CLEVELAND -- Another offseason has come and gone for the Indians. Rather than make dramatic changes to its roster, Cleveland only made a handful of slight adjustments over the winter to improve upon a group that contended for a spot in the postseason last summer.
Veteran Gavin Floyd signed a one-year pact to join a talented rotation that is headed by American League Cy Young Award winner Corey Kluber. Slugger Brandon Moss was also acquired from the A's to give Cleveland's lineup -- one led by All-Star Michael Brantley -- another potent bat in the heart of the order. The Tribe remains optimistic that its core group has what it takes to contend again.
"We have stability," Indians general manager Chris Antonetti said earlier this winter. "We have a roster that we believe in that we think is going to be very competitive and is largely intact not only for next year, but for the foreseeable future. That's a great position."
The first step toward building on last season will be taken on Wednesday, when the Indians' pitchers and catchers are required to report to Goodyear, Ariz., for the start of Spring Training. Cleveland's first workout will be held on Friday, and then the team's position players will report on Sunday. The Indians will hold their first full-squad workout on Feb. 24.
Heading into the season with virtually the same roster inevitably creates an assortment of pressing issues for the weeks ahead. The Indians need to monitor the health of a handful of key players, whose status as Opening Day nears will impact the makeup of the roster. Cleveland also needs to identify its fifth starter, which in turn might influence the number of players both in the bullpen and on the bench.
"There's always question marks every year," Indians manager Terry Francona said.
Over the past several days, MLB.com has examined various aspects of each team's roster leading up to the official start of Spring Training. The time has come to look at three important questions facing the Indians this spring:
1. Who will be the fifth starter?
The two primary candidates for the final rotation job this spring appear to be right-hander Danny Salazar and lefty T.J. House, who each have a Minor League option. Righties Josh Tomlin (one option) and Zach McAllister (out of options) are also in the mix, but both could be bullpen candidates, too. Salazar and House both performed well down the stretch for the Indians last season. Salazar showed more power (83 strikeouts in 79 2/3 innings over his final 14 starts), while House offered more consistency (2.82 ER in 79 2/3 innings over his final 14 starts).

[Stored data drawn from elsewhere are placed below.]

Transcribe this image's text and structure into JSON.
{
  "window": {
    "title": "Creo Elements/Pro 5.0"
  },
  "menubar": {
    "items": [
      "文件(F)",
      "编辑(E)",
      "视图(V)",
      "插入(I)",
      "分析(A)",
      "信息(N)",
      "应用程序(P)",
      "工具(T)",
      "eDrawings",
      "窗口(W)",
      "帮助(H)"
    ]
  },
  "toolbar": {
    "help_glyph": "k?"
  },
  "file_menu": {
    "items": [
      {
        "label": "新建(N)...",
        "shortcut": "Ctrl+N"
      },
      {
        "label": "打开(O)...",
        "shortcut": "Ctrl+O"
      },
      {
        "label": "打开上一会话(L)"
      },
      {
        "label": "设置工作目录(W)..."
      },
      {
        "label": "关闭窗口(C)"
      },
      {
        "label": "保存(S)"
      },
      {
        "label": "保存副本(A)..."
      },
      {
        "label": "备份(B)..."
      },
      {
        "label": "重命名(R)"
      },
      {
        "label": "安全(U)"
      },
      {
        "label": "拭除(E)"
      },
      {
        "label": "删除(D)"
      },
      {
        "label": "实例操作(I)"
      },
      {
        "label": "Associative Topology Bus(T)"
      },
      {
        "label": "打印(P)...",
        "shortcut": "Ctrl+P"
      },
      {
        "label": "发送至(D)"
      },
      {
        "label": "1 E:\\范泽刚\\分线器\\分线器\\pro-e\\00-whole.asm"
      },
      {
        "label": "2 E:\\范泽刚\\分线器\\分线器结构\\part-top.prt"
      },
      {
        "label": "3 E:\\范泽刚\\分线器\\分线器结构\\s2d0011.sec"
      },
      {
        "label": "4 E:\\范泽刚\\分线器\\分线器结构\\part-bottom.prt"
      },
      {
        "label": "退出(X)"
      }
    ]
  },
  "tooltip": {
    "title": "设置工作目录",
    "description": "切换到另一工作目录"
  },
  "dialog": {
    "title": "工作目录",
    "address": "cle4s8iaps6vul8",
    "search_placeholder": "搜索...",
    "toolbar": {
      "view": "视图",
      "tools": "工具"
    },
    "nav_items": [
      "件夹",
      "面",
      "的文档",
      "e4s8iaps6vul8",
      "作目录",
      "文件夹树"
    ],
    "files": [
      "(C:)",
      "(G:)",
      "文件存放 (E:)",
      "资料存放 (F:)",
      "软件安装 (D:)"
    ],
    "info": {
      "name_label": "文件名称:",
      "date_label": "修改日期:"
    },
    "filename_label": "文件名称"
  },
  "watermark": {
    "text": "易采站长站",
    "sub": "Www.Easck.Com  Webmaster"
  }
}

The Tribe might need all of Spring Training to make this decision.
2. How will the Indians solve the right-field logjam?
As things currently stand, Cleveland has right-field options in Moss, Nick Swisher, David Murphy and Ryan Raburn. While the designated-hitter spot can help spread at-bats around, something may have to give before Opening Day (potentially via trade). One reason for the glut at the moment is the fact that the Indians need to have built-in contingency plans, considering Moss (hip), Swisher (both knees) and Raburn (left knee) are each making comebacks from surgery. If everyone is healthy and ready in time for Opening Day, Murphy would appear to be the odd man out in terms of playing time.
3. Can Cleveland clean up its defense?
No matter what metric is used, it is no secret that the Indians had the worst defense in the Major Leagues last season. The Indians believe that changes made in the second half last year (Jose Ramirez to shortstop and Carlos Santana to first base on a full-time basis) led to improvement, but the team also has some ideas for Spring Training. Some planned changes: Cleveland will run full-speed drills to completion to introduce more unpredictability and will have infielders practice ground balls in shift situations. The Indians finished four games back of the AL-champion Royals last season and the defense was a major culprit.